The strategy, targeting an average gross return of 200-250 basis points, has been developed by Amundi’s Alternative and Real Assets Platform. Through the vehicle, Amundi will predominantly invest in loans with floating rates of interest, which the firm said will offer a hedge against rising interest rates. The fund’s sweet spot for lending will be between €30 million and €50 million per asset, with a leverage between 50 percent and 70 percent.
“We are aiming to raise between €350 million and €500 million and are confident of being able to invest this swiftly, exploiting our relationships with players across eurozone senior debt,” Carrez said.
“This should yield abundant deal flow and enable rapid deployment of capital, while remaining highly selective in the quality of the loans,” he added.

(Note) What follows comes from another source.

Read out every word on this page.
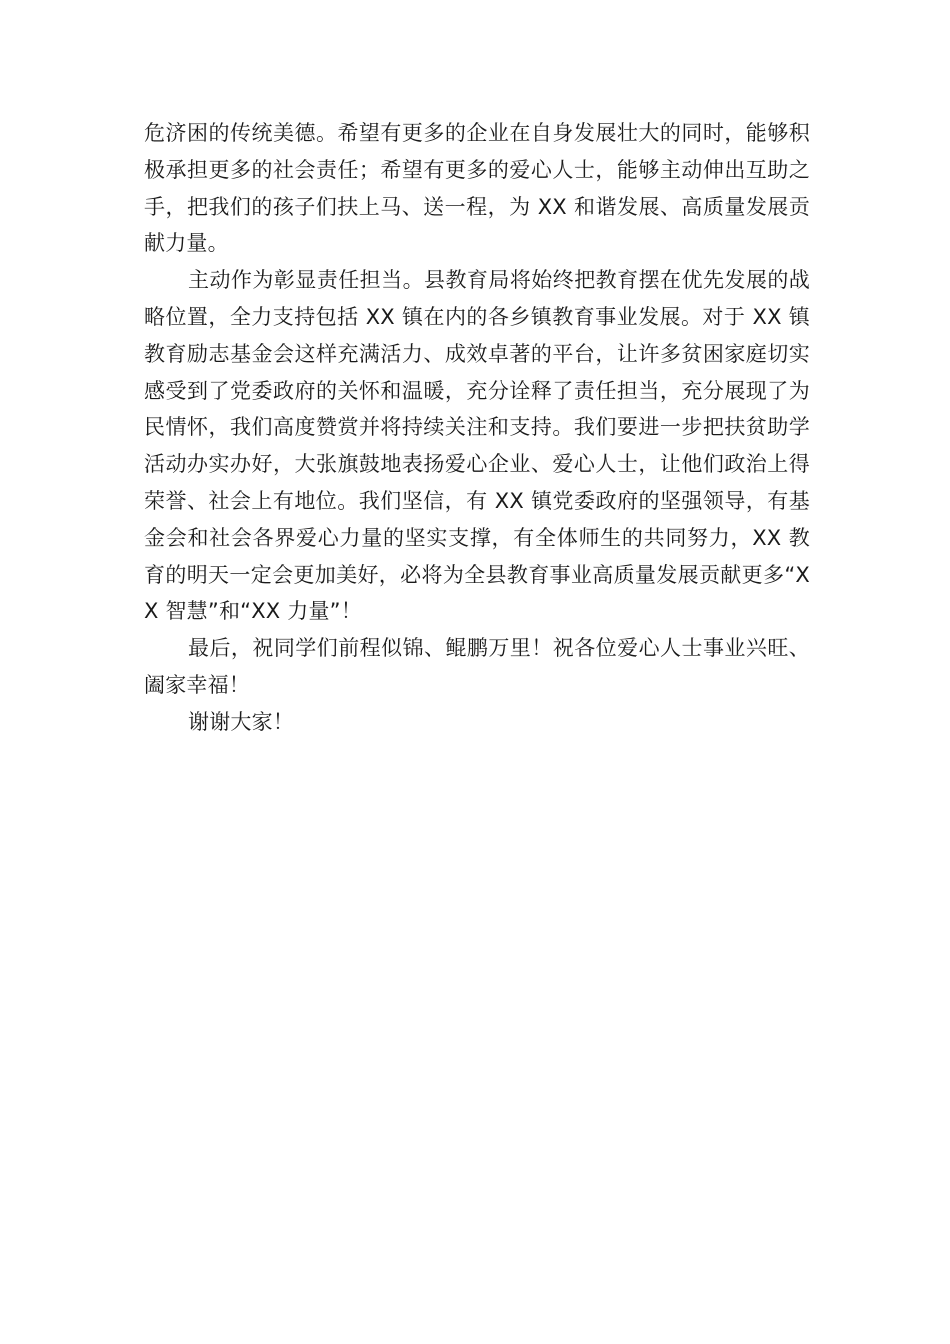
危济困的传统美德。希望有更多的企业在自身发展壮大的同时，能够积极承担更多的社会责任；希望有更多的爱心人士，能够主动伸出互助之手，把我们的孩子们扶上马、送一程，为 XX 和谐发展、高质量发展贡献力量。

主动作为彰显责任担当。县教育局将始终把教育摆在优先发展的战略位置，全力支持包括 XX 镇在内的各乡镇教育事业发展。对于 XX 镇教育励志基金会这样充满活力、成效卓著的平台，让许多贫困家庭切实感受到了党委政府的关怀和温暖，充分诠释了责任担当，充分展现了为民情怀，我们高度赞赏并将持续关注和支持。我们要进一步把扶贫助学活动办实办好，大张旗鼓地表扬爱心企业、爱心人士，让他们政治上得荣誉、社会上有地位。我们坚信，有 XX 镇党委政府的坚强领导，有基金会和社会各界爱心力量的坚实支撑，有全体师生的共同努力，XX 教育的明天一定会更加美好，必将为全县教育事业高质量发展贡献更多“XX 智慧”和“XX 力量”！

最后，祝同学们前程似锦、鲲鹏万里！祝各位爱心人士事业兴旺、阖家幸福！

谢谢大家！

“We are offering clients a combination of Amundi’s deep expertise in fixed income, where we are Europe’s leading platform, and in real estate – where we made €6 billion of acquisitions in 2017,” Carrez said.
Through this strategy, Amundi will bank on the growing appeal of private real estate debt. In 2017, investors’ interest fuelled more than $10 billion of fundraising for Europe-focused vehicles, Real Estate Capital data show.
“Investing in property debt makes sense at this point of the cycle. Returns are still attractive in terms of relative value and, through debt, you are much more protected,” Pedro Antonio Arias, Amundi’s director of real and alternative assets, said in December last year.